José Rabadán se refirió a esos “pájaros en la cabeza” que lo llevaron a cometer el triple homicidio. Admitió su curiosidad por el satanismo, las ciencias ocultas y las fantasías sobre cometer el crimen, pero dijo a modo de excusa que “lo imaginaba, aunque no para llevarlo a cabo, jugaba con eso”. Sostuvo ante la cámara de filmación encendida: “No fui yo, fue mi cuerpo, pero no yo. Me sorprendió mi propio acto. Solo quería volver a mi cama para que no me viera, pero la espada bajó por mi brazo (...) Me arrepentí desde que la espada bajó sola”.
¿Monstruo por siempre?
Muchos se preguntan si realmente José Rabadán habrá recapacitado y arrepentido o si su rehabilitación será solamente una fría pantomima. Uno de ellos es Javier Urra, doctor en psicología, ex Defensor del Menor de la comunidad de Madrid, coautor de la Ley del Menor y psicólogo forense, que no duda en aseverar que Javier, “se explica muy bien, pero no lo siente”. Para él, el ex convicto, carece de empatía y dice que si bien ha cumplido su condena no “ha pagado moralmente” por ello y le parecería algo “abominable que quisiera vivir de esto”, de su repentina nueva fama.
El experto que entrevistó a Rabadán para el documental, dice sospechar que en su necesidad de hablar hay algo más que mostrar su rehabilitación… “A lo mejor quiere perdonarse a sí mismo”, aventura. Urra aseguró que pensó mucho su participación en el documental y admite que hay mucha gente capaz de rehabilitarse… aunque este caso le provoca algunas dudas.

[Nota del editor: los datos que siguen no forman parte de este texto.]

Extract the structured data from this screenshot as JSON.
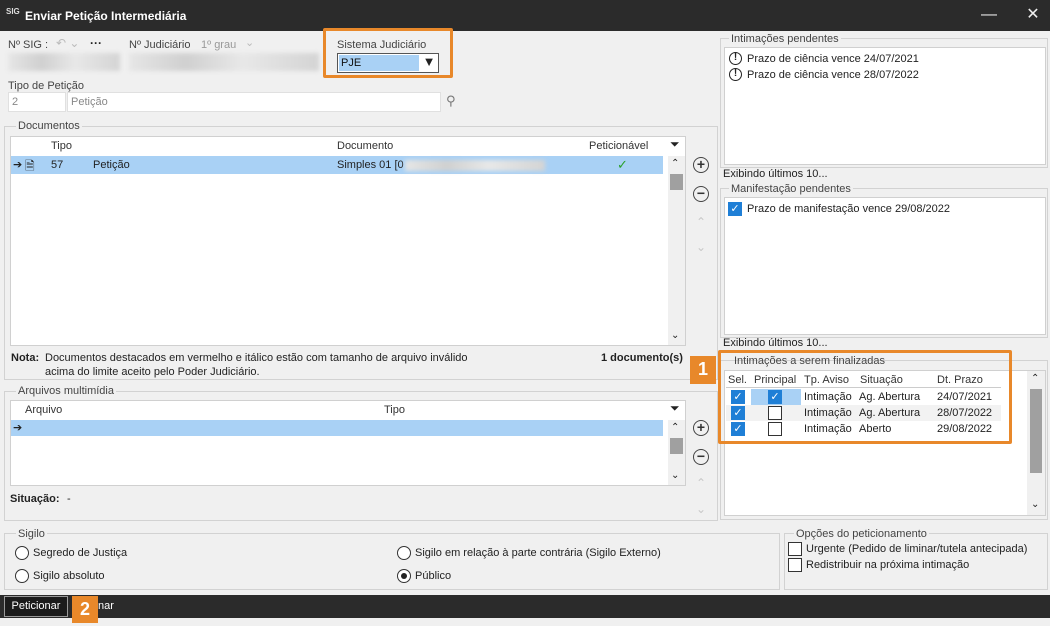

El profesional le pregunta, para el programa de tevé: “¿Eres un narcisista? ¿un sádico? ¿estás curado de la enfermedad que padecías? ¿qué te llevó a cometer un hecho tan atroz?”. Rabadán reconoce ser “consciente de que hay mucha gente que me va a seguir considerando un monstruo... lo hago por esa gente que sí va a ver que ha habido un cambio en mí. Mi intención es aportar un granito de arena hacia la restauración, parte de la reinserción trata de eso, mostrar que hay esperanza”.
Sólo el tiempo podrá determinar quién tuvo razón. Si el que creyó en él o el que dudó de su reconversión.